Scandal-tainted Serco shares suffered a deep plunge on Tuesday after the outsourcing giant issued a profit warning and announced plans for a rights issue.

The company on Monday warned that it could downgrade its profit forecasts for the current year due to challenging business conditions. The FTSE-250 firm also announced that might have to issue new shares to strengthen its financial condition and perk up balance sheet.

Issuing the warning, it said, "It has now become evident . we may need to reassess the level of risk implicit in the assumptions underlying our forecasts. We will be consulting with shareholders regarding the possibility of strengthening the balance sheet through an equity placing."

While Serco didn't provide details of the potential downgrade, analysts at Liberum and Investec predicted that shareholders would likely see a 20 per cent downgrade to profits. The analysts also predicted that the outsourcer might need to tap investors for up to 500 million pounds.

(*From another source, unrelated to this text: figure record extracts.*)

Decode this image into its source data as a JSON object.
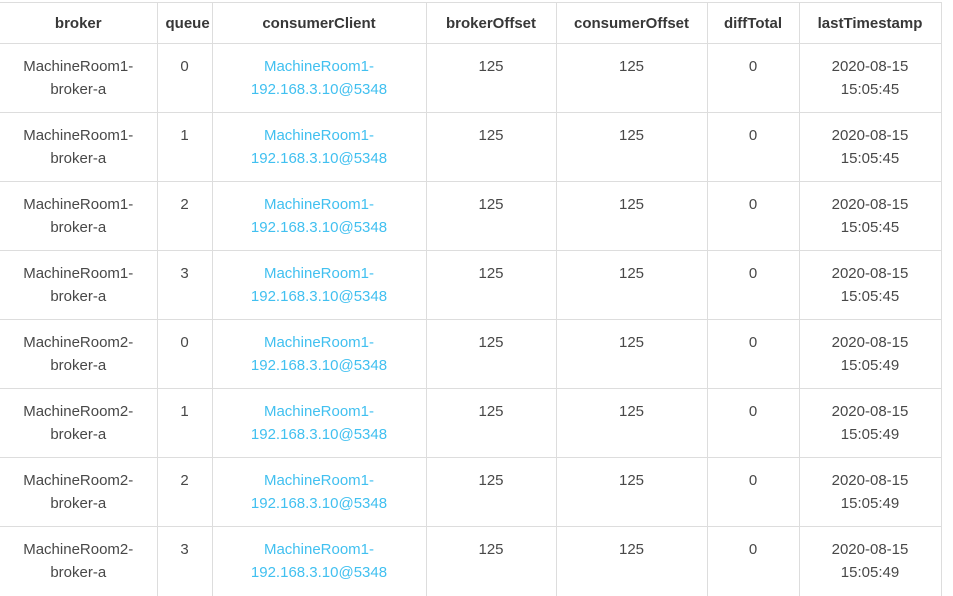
{
  "colors": {
    "link": "#41c0f0",
    "border": "#dddddd",
    "header_text": "#383838",
    "body_text": "#484848"
  },
  "table": {
    "columns": [
      {
        "key": "broker",
        "label": "broker"
      },
      {
        "key": "queue",
        "label": "queue"
      },
      {
        "key": "consumerClient",
        "label": "consumerClient"
      },
      {
        "key": "brokerOffset",
        "label": "brokerOffset"
      },
      {
        "key": "consumerOffset",
        "label": "consumerOffset"
      },
      {
        "key": "diffTotal",
        "label": "diffTotal"
      },
      {
        "key": "lastTimestamp",
        "label": "lastTimestamp"
      }
    ],
    "link_column": "consumerClient",
    "rows": [
      {
        "broker": "MachineRoom1-broker-a",
        "queue": "0",
        "consumerClient": "MachineRoom1-192.168.3.10@5348",
        "brokerOffset": "125",
        "consumerOffset": "125",
        "diffTotal": "0",
        "lastTimestamp": "2020-08-15 15:05:45"
      },
      {
        "broker": "MachineRoom1-broker-a",
        "queue": "1",
        "consumerClient": "MachineRoom1-192.168.3.10@5348",
        "brokerOffset": "125",
        "consumerOffset": "125",
        "diffTotal": "0",
        "lastTimestamp": "2020-08-15 15:05:45"
      },
      {
        "broker": "MachineRoom1-broker-a",
        "queue": "2",
        "consumerClient": "MachineRoom1-192.168.3.10@5348",
        "brokerOffset": "125",
        "consumerOffset": "125",
        "diffTotal": "0",
        "lastTimestamp": "2020-08-15 15:05:45"
      },
      {
        "broker": "MachineRoom1-broker-a",
        "queue": "3",
        "consumerClient": "MachineRoom1-192.168.3.10@5348",
        "brokerOffset": "125",
        "consumerOffset": "125",
        "diffTotal": "0",
        "lastTimestamp": "2020-08-15 15:05:45"
      },
      {
        "broker": "MachineRoom2-broker-a",
        "queue": "0",
        "consumerClient": "MachineRoom1-192.168.3.10@5348",
        "brokerOffset": "125",
        "consumerOffset": "125",
        "diffTotal": "0",
        "lastTimestamp": "2020-08-15 15:05:49"
      },
      {
        "broker": "MachineRoom2-broker-a",
        "queue": "1",
        "consumerClient": "MachineRoom1-192.168.3.10@5348",
        "brokerOffset": "125",
        "consumerOffset": "125",
        "diffTotal": "0",
        "lastTimestamp": "2020-08-15 15:05:49"
      },
      {
        "broker": "MachineRoom2-broker-a",
        "queue": "2",
        "consumerClient": "MachineRoom1-192.168.3.10@5348",
        "brokerOffset": "125",
        "consumerOffset": "125",
        "diffTotal": "0",
        "lastTimestamp": "2020-08-15 15:05:49"
      },
      {
        "broker": "MachineRoom2-broker-a",
        "queue": "3",
        "consumerClient": "MachineRoom1-192.168.3.10@5348",
        "brokerOffset": "125",
        "consumerOffset": "125",
        "diffTotal": "0",
        "lastTimestamp": "2020-08-15 15:05:49"
      }
    ]
  }
}
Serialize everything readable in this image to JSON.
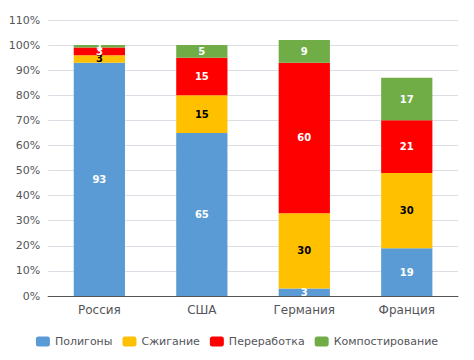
{
  "chart_data": {
    "type": "bar",
    "stacked": true,
    "categories": [
      "Россия",
      "США",
      "Германия",
      "Франция"
    ],
    "series": [
      {
        "name": "Полигоны",
        "color": "#5B9BD5",
        "values": [
          93,
          65,
          3,
          19
        ]
      },
      {
        "name": "Сжигание",
        "color": "#FFC000",
        "values": [
          3,
          15,
          30,
          30
        ]
      },
      {
        "name": "Переработка",
        "color": "#FF0000",
        "values": [
          3,
          15,
          60,
          21
        ]
      },
      {
        "name": "Компостирование",
        "color": "#70AD47",
        "values": [
          1,
          5,
          9,
          17
        ]
      }
    ],
    "ylim": [
      0,
      110
    ],
    "yticks": [
      {
        "value": 0,
        "label": "0%"
      },
      {
        "value": 10,
        "label": "10%"
      },
      {
        "value": 20,
        "label": "20%"
      },
      {
        "value": 30,
        "label": "30%"
      },
      {
        "value": 40,
        "label": "40%"
      },
      {
        "value": 50,
        "label": "50%"
      },
      {
        "value": 60,
        "label": "60%"
      },
      {
        "value": 70,
        "label": "70%"
      },
      {
        "value": 80,
        "label": "80%"
      },
      {
        "value": 90,
        "label": "90%"
      },
      {
        "value": 100,
        "label": "100%"
      },
      {
        "value": 110,
        "label": "110%"
      }
    ],
    "grid": true,
    "legend": "bottom",
    "data_labels": true
  }
}
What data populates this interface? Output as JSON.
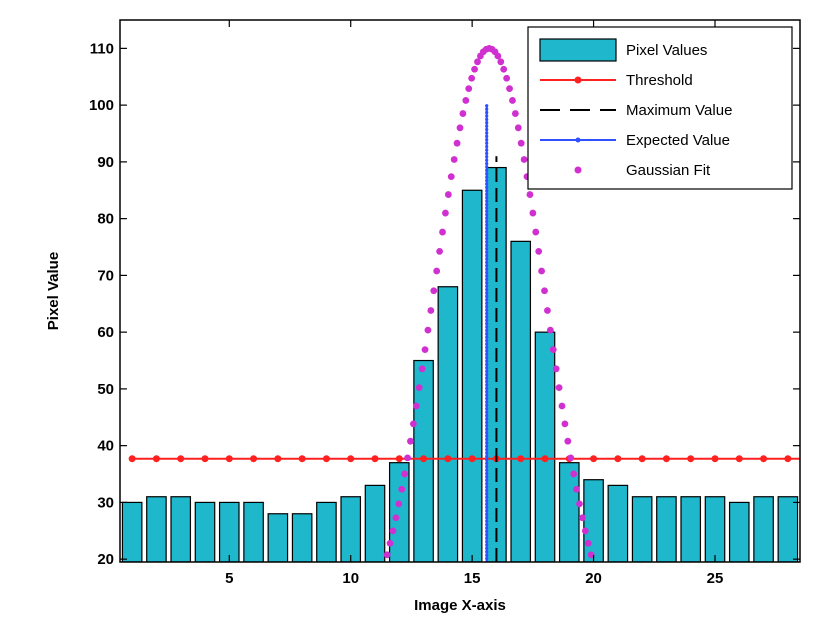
{
  "chart_data": {
    "type": "bar",
    "xlabel": "Image X-axis",
    "ylabel": "Pixel Value",
    "xlim": [
      0.5,
      28.5
    ],
    "ylim": [
      19.5,
      115
    ],
    "xticks": [
      5,
      10,
      15,
      20,
      25
    ],
    "yticks": [
      20,
      30,
      40,
      50,
      60,
      70,
      80,
      90,
      100,
      110
    ],
    "grid": false,
    "legend_position": "top-right",
    "colors": {
      "bars": "#1fb7cc",
      "threshold": "#ff2020",
      "maximum": "#000000",
      "expected": "#3050ff",
      "gaussian": "#d030d0"
    },
    "series": [
      {
        "name": "Pixel Values",
        "type": "bar",
        "x": [
          1,
          2,
          3,
          4,
          5,
          6,
          7,
          8,
          9,
          10,
          11,
          12,
          13,
          14,
          15,
          16,
          17,
          18,
          19,
          20,
          21,
          22,
          23,
          24,
          25,
          26,
          27,
          28
        ],
        "values": [
          30,
          31,
          31,
          30,
          30,
          30,
          28,
          28,
          30,
          31,
          33,
          37,
          55,
          68,
          85,
          89,
          76,
          60,
          37,
          34,
          33,
          31,
          31,
          31,
          31,
          30,
          31,
          31
        ]
      },
      {
        "name": "Threshold",
        "type": "line",
        "y": 37.7,
        "x_start": 1,
        "x_end": 28.5,
        "marker_step": 1
      },
      {
        "name": "Maximum Value",
        "type": "vline",
        "x": 16,
        "y_range": [
          19.5,
          91
        ]
      },
      {
        "name": "Expected Value",
        "type": "vline",
        "x": 15.6,
        "y_range": [
          19.5,
          100
        ]
      },
      {
        "name": "Gaussian Fit",
        "type": "scatter",
        "mu": 15.7,
        "sigma": 2.3,
        "amplitude": 110,
        "x_start": 10.9,
        "x_end": 20.4,
        "step": 0.12
      }
    ]
  }
}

Stock market could not react to the statement on Monday as it was issued in the evening after the close of market. On Monday morning, Serco shares shed almost 20 per cent and closed at a loss of 15 per cent to around 343p apiece.

It was the second profit warning by the outsourcer this year and the third since November 2013. In January, the company warned that its profits in 2014 would be lower than that of the previous year due to the blend of higher costs and underperforming contracts.

Last year, Serco was rocked by a scandal in which it the government found it overcharging the taxpayer for a contract to tag criminals. The revelation triggered a ban on new contracts by the government and led to the exit of its long-serving CEO Chris Hyman.